La clairvoyance est rare chez les révolutionnaires. Dès leurs premiers triomphes ceux de la Russie poursuivirent trois buts également funestes à l’avenir de leur pays : 1o une paix immédiate et par conséquent l’abandon des Alliés qui s’étaient engagés dans la guerre pour eux ; 2o la promesse du partage des terres qui créera des luttes permanentes sur tous les points du territoire ; 3o la séparation des diverses nationalités de la Russie qui entraînera la destruction de l’immense empire.
Après la séparation de l’Ukraine, grande province de 30 millions d’hommes très fertile et très riche, puis de la Finlande et de la Lithuanie, la Russie restera encore le plus vaste des empires, mais il en sera aussi le plus pauvre et se verra entouré de provinces hostiles, toujours en lutte.
La révolution russe a simplement substitué à un rigoureux régime un régime plus dur encore. Elle a de nouveau montré que les peuples ont les gouvernements qu’ils méritent.

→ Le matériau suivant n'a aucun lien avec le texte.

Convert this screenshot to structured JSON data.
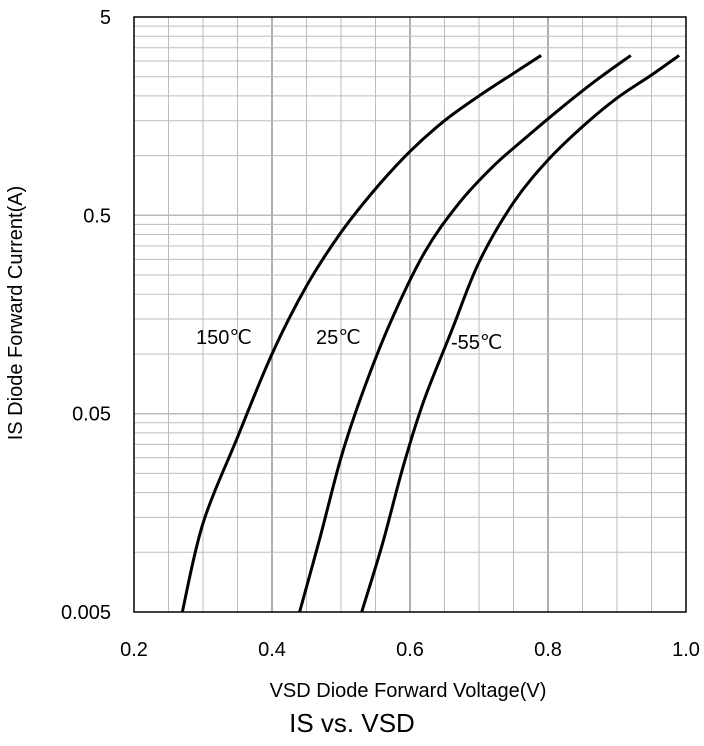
{
  "chart_data": {
    "type": "line",
    "title": "IS vs. VSD",
    "xlabel": "VSD Diode Forward Voltage(V)",
    "ylabel": "IS Diode Forward Current(A)",
    "xlim": [
      0.2,
      1.0
    ],
    "ylim": [
      0.005,
      5
    ],
    "yscale": "log",
    "grid": true,
    "x_ticks": [
      "0.2",
      "0.4",
      "0.6",
      "0.8",
      "1.0"
    ],
    "x_tick_values": [
      0.2,
      0.4,
      0.6,
      0.8,
      1.0
    ],
    "y_ticks": [
      "0.005",
      "0.05",
      "0.5",
      "5"
    ],
    "y_tick_values": [
      0.005,
      0.05,
      0.5,
      5
    ],
    "series": [
      {
        "name": "150℃",
        "x": [
          0.27,
          0.3,
          0.35,
          0.4,
          0.45,
          0.5,
          0.55,
          0.6,
          0.65,
          0.7,
          0.75,
          0.79
        ],
        "y": [
          0.005,
          0.014,
          0.038,
          0.1,
          0.22,
          0.41,
          0.68,
          1.05,
          1.5,
          2.0,
          2.6,
          3.2
        ]
      },
      {
        "name": "25℃",
        "x": [
          0.44,
          0.47,
          0.5,
          0.53,
          0.57,
          0.62,
          0.67,
          0.72,
          0.77,
          0.82,
          0.87,
          0.92
        ],
        "y": [
          0.005,
          0.012,
          0.03,
          0.062,
          0.14,
          0.32,
          0.57,
          0.88,
          1.25,
          1.75,
          2.4,
          3.2
        ]
      },
      {
        "name": "-55℃",
        "x": [
          0.53,
          0.56,
          0.59,
          0.62,
          0.66,
          0.7,
          0.75,
          0.8,
          0.85,
          0.9,
          0.95,
          0.99
        ],
        "y": [
          0.005,
          0.011,
          0.027,
          0.058,
          0.13,
          0.29,
          0.58,
          0.95,
          1.4,
          1.95,
          2.55,
          3.2
        ]
      }
    ]
  }
}
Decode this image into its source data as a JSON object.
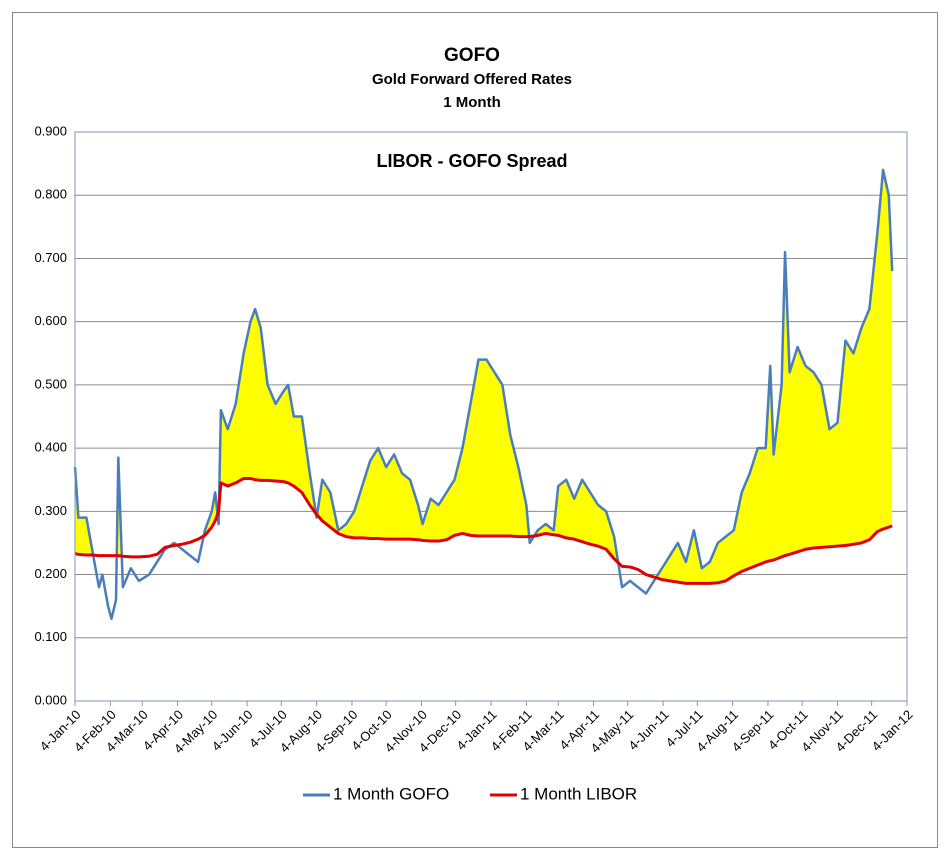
{
  "chart_data": {
    "type": "line",
    "title": "GOFO",
    "subtitle": "Gold Forward Offered Rates",
    "subtitle2": "1 Month",
    "annotation": "LIBOR - GOFO Spread",
    "grid": true,
    "legend": "bottom",
    "fill_between": {
      "color": "#ffff00"
    },
    "x": [
      "2010-01-04",
      "2010-01-07",
      "2010-01-14",
      "2010-01-19",
      "2010-01-25",
      "2010-01-28",
      "2010-02-02",
      "2010-02-05",
      "2010-02-09",
      "2010-02-11",
      "2010-02-15",
      "2010-02-22",
      "2010-03-01",
      "2010-03-10",
      "2010-03-17",
      "2010-03-24",
      "2010-04-01",
      "2010-04-08",
      "2010-04-15",
      "2010-04-22",
      "2010-04-28",
      "2010-05-04",
      "2010-05-07",
      "2010-05-10",
      "2010-05-12",
      "2010-05-18",
      "2010-05-25",
      "2010-06-01",
      "2010-06-07",
      "2010-06-11",
      "2010-06-16",
      "2010-06-22",
      "2010-06-29",
      "2010-07-06",
      "2010-07-10",
      "2010-07-15",
      "2010-07-22",
      "2010-07-29",
      "2010-08-04",
      "2010-08-09",
      "2010-08-16",
      "2010-08-23",
      "2010-08-30",
      "2010-09-06",
      "2010-09-13",
      "2010-09-20",
      "2010-09-27",
      "2010-10-04",
      "2010-10-11",
      "2010-10-18",
      "2010-10-25",
      "2010-11-01",
      "2010-11-05",
      "2010-11-12",
      "2010-11-19",
      "2010-11-26",
      "2010-12-03",
      "2010-12-10",
      "2010-12-17",
      "2010-12-24",
      "2010-12-31",
      "2011-01-07",
      "2011-01-14",
      "2011-01-21",
      "2011-01-28",
      "2011-02-04",
      "2011-02-07",
      "2011-02-14",
      "2011-02-21",
      "2011-02-28",
      "2011-03-04",
      "2011-03-11",
      "2011-03-18",
      "2011-03-25",
      "2011-04-01",
      "2011-04-08",
      "2011-04-15",
      "2011-04-22",
      "2011-04-29",
      "2011-05-06",
      "2011-05-13",
      "2011-05-20",
      "2011-05-27",
      "2011-06-03",
      "2011-06-10",
      "2011-06-17",
      "2011-06-24",
      "2011-07-01",
      "2011-07-08",
      "2011-07-15",
      "2011-07-22",
      "2011-07-29",
      "2011-08-05",
      "2011-08-12",
      "2011-08-19",
      "2011-08-26",
      "2011-09-02",
      "2011-09-06",
      "2011-09-09",
      "2011-09-16",
      "2011-09-19",
      "2011-09-23",
      "2011-09-30",
      "2011-10-07",
      "2011-10-14",
      "2011-10-21",
      "2011-10-28",
      "2011-11-04",
      "2011-11-11",
      "2011-11-18",
      "2011-11-25",
      "2011-12-02",
      "2011-12-09",
      "2011-12-14",
      "2011-12-19",
      "2011-12-22"
    ],
    "series": [
      {
        "name": "1 Month GOFO",
        "color": "#4a7ebb",
        "values": [
          0.37,
          0.29,
          0.29,
          0.24,
          0.18,
          0.2,
          0.15,
          0.13,
          0.16,
          0.385,
          0.18,
          0.21,
          0.19,
          0.2,
          0.22,
          0.24,
          0.25,
          0.24,
          0.23,
          0.22,
          0.27,
          0.3,
          0.33,
          0.28,
          0.46,
          0.43,
          0.47,
          0.55,
          0.6,
          0.62,
          0.59,
          0.5,
          0.47,
          0.49,
          0.5,
          0.45,
          0.45,
          0.36,
          0.29,
          0.35,
          0.33,
          0.27,
          0.28,
          0.3,
          0.34,
          0.38,
          0.4,
          0.37,
          0.39,
          0.36,
          0.35,
          0.31,
          0.28,
          0.32,
          0.31,
          0.33,
          0.35,
          0.4,
          0.47,
          0.54,
          0.54,
          0.52,
          0.5,
          0.42,
          0.37,
          0.31,
          0.25,
          0.27,
          0.28,
          0.27,
          0.34,
          0.35,
          0.32,
          0.35,
          0.33,
          0.31,
          0.3,
          0.26,
          0.18,
          0.19,
          0.18,
          0.17,
          0.19,
          0.21,
          0.23,
          0.25,
          0.22,
          0.27,
          0.21,
          0.22,
          0.25,
          0.26,
          0.27,
          0.33,
          0.36,
          0.4,
          0.4,
          0.53,
          0.39,
          0.5,
          0.71,
          0.52,
          0.56,
          0.53,
          0.52,
          0.5,
          0.43,
          0.44,
          0.57,
          0.55,
          0.59,
          0.62,
          0.74,
          0.84,
          0.8,
          0.68
        ]
      },
      {
        "name": "1 Month LIBOR",
        "color": "#e00000",
        "values": [
          0.233,
          0.232,
          0.231,
          0.231,
          0.23,
          0.23,
          0.23,
          0.23,
          0.23,
          0.23,
          0.229,
          0.228,
          0.228,
          0.229,
          0.232,
          0.243,
          0.246,
          0.248,
          0.251,
          0.256,
          0.262,
          0.275,
          0.285,
          0.3,
          0.345,
          0.34,
          0.345,
          0.352,
          0.352,
          0.35,
          0.349,
          0.349,
          0.348,
          0.347,
          0.345,
          0.34,
          0.33,
          0.31,
          0.295,
          0.285,
          0.275,
          0.265,
          0.26,
          0.258,
          0.258,
          0.257,
          0.257,
          0.256,
          0.256,
          0.256,
          0.256,
          0.255,
          0.254,
          0.253,
          0.253,
          0.255,
          0.262,
          0.265,
          0.262,
          0.261,
          0.261,
          0.261,
          0.261,
          0.261,
          0.26,
          0.26,
          0.26,
          0.262,
          0.265,
          0.263,
          0.262,
          0.258,
          0.256,
          0.252,
          0.248,
          0.245,
          0.24,
          0.225,
          0.213,
          0.212,
          0.208,
          0.2,
          0.196,
          0.192,
          0.19,
          0.188,
          0.186,
          0.186,
          0.186,
          0.186,
          0.187,
          0.19,
          0.198,
          0.205,
          0.21,
          0.215,
          0.22,
          0.222,
          0.223,
          0.228,
          0.23,
          0.232,
          0.236,
          0.24,
          0.242,
          0.243,
          0.244,
          0.245,
          0.246,
          0.248,
          0.25,
          0.255,
          0.268,
          0.272,
          0.275,
          0.277
        ]
      }
    ],
    "xlim": [
      "2010-01-04",
      "2012-01-04"
    ],
    "xticks": [
      {
        "value": "2010-01-04",
        "label": "4-Jan-10"
      },
      {
        "value": "2010-02-04",
        "label": "4-Feb-10"
      },
      {
        "value": "2010-03-04",
        "label": "4-Mar-10"
      },
      {
        "value": "2010-04-04",
        "label": "4-Apr-10"
      },
      {
        "value": "2010-05-04",
        "label": "4-May-10"
      },
      {
        "value": "2010-06-04",
        "label": "4-Jun-10"
      },
      {
        "value": "2010-07-04",
        "label": "4-Jul-10"
      },
      {
        "value": "2010-08-04",
        "label": "4-Aug-10"
      },
      {
        "value": "2010-09-04",
        "label": "4-Sep-10"
      },
      {
        "value": "2010-10-04",
        "label": "4-Oct-10"
      },
      {
        "value": "2010-11-04",
        "label": "4-Nov-10"
      },
      {
        "value": "2010-12-04",
        "label": "4-Dec-10"
      },
      {
        "value": "2011-01-04",
        "label": "4-Jan-11"
      },
      {
        "value": "2011-02-04",
        "label": "4-Feb-11"
      },
      {
        "value": "2011-03-04",
        "label": "4-Mar-11"
      },
      {
        "value": "2011-04-04",
        "label": "4-Apr-11"
      },
      {
        "value": "2011-05-04",
        "label": "4-May-11"
      },
      {
        "value": "2011-06-04",
        "label": "4-Jun-11"
      },
      {
        "value": "2011-07-04",
        "label": "4-Jul-11"
      },
      {
        "value": "2011-08-04",
        "label": "4-Aug-11"
      },
      {
        "value": "2011-09-04",
        "label": "4-Sep-11"
      },
      {
        "value": "2011-10-04",
        "label": "4-Oct-11"
      },
      {
        "value": "2011-11-04",
        "label": "4-Nov-11"
      },
      {
        "value": "2011-12-04",
        "label": "4-Dec-11"
      },
      {
        "value": "2012-01-04",
        "label": "4-Jan-12"
      }
    ],
    "ylim": [
      0,
      0.9
    ],
    "yticks": [
      {
        "value": 0,
        "label": "0.000"
      },
      {
        "value": 0.1,
        "label": "0.100"
      },
      {
        "value": 0.2,
        "label": "0.200"
      },
      {
        "value": 0.3,
        "label": "0.300"
      },
      {
        "value": 0.4,
        "label": "0.400"
      },
      {
        "value": 0.5,
        "label": "0.500"
      },
      {
        "value": 0.6,
        "label": "0.600"
      },
      {
        "value": 0.7,
        "label": "0.700"
      },
      {
        "value": 0.8,
        "label": "0.800"
      },
      {
        "value": 0.9,
        "label": "0.900"
      }
    ]
  }
}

Aucune analogie à établir entre la Révolution française et la révolution russe. La première fut faite par des bourgeois instruits, la seconde par des ouvriers et des paysans illettrés dont le niveau mental ne dépasse guère celui des anciens Scythes.
Pour la majorité des ouvriers russes une révolution se résume en cette notion : personne ne commande, chacun fait ce qu’il veut.
Tant que les idées de l’Allemagne resteront inchangées, l’Europe sera menacée de guerres fréquentes. Mais l’artificiel empire germanique représentant un état féodal superposé à un état industriel, les Allemands eux-mêmes comprendront un jour l’incompatibilité de ces deux régimes. Il en résultera nécessairement une de ces révolutions de pensées, toujours génératrices de révolutions politiques profondes.
Quoique les grandes révolutions soient aisément prédites, il n’est guère d’exemples que leurs plus importantes conséquences aient été pressenties.
L’anarchie est partout quand la responsabilité n’est nulle part.